David Broder is Not Smarter Than a 5th Grader

by Brien Jackson

If I tried to write about every dumb thing David Broder said, I probably wouldn’t have time to write about anything else. Still, his effort today, another shocking paen to the unending virtue of “bipartisanship,” is particularly onerous, and deserves a few words. Yglesias, Booman, and Krugman have already done a good number on it, so read what them to gauge most of my feelings on this abject nonsense (I especially liked Yglesias’s notation that Broder really has no business being a political journalist in the first place).

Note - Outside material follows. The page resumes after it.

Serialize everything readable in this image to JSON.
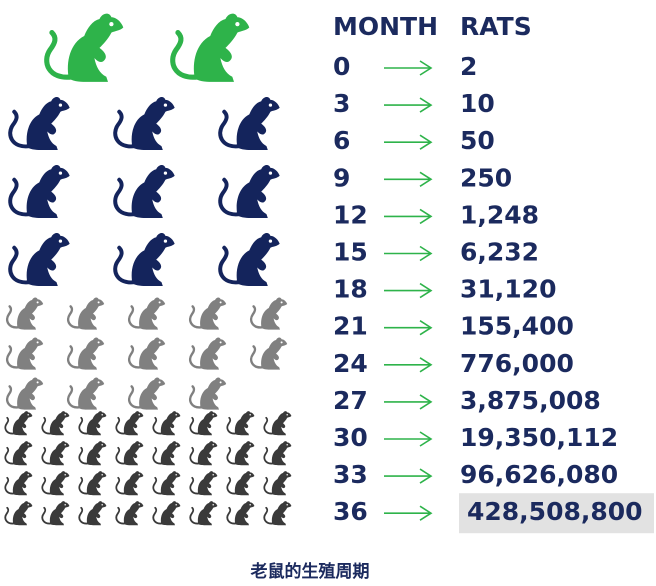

I’ll just add that what really jumps out at you the longer Broder tries to keep this schtick going is how embarrassingly thin the premise is. I think it was Yglesias who, a while back, noted that the dynamics of an expanding caucus altered the dynamics of bi-partisanship (you’re getting more votes and the opposition is getting more ideologically extreme), but that this sort of arguing from Broder & Co. never seems to reflect that. You get the same nonsense whether there’s a 54 seat majority with half a dozen moderates in the minority or whether there’s 60 members in the majority and only two moderates in the minority, even though the reality is very, very different. It’s also odd just how little logic is involved in this excercise. Presumably, Broder is a fetishist for bipartisanship because he equates “bipartisan” with “consensus.” But, ultimately, an increasing majority caucus is in and of itself an example of some emerging consensus. After all, when you consider not just that there are 60 Democrats in Congress, but that they represent every region in the state, as well as the fact that the Democratic nominee for President just won 365 electoral votes, including Indiana and North Carolina, that seems like pretty conclusive evidence that there’s broad approval for the Democratic agenda, especially considering how poorly Republicans continue to poll. So there’s really no reason for anyone who’s paying attention to think that a bill garnering 56 Democratic votes and 4 Republican votes must necessarily be better than one getting 60 Democratic votes and nothing else.

But then, given Broder’s own statements, you have to wonder just how much attention he’s paying.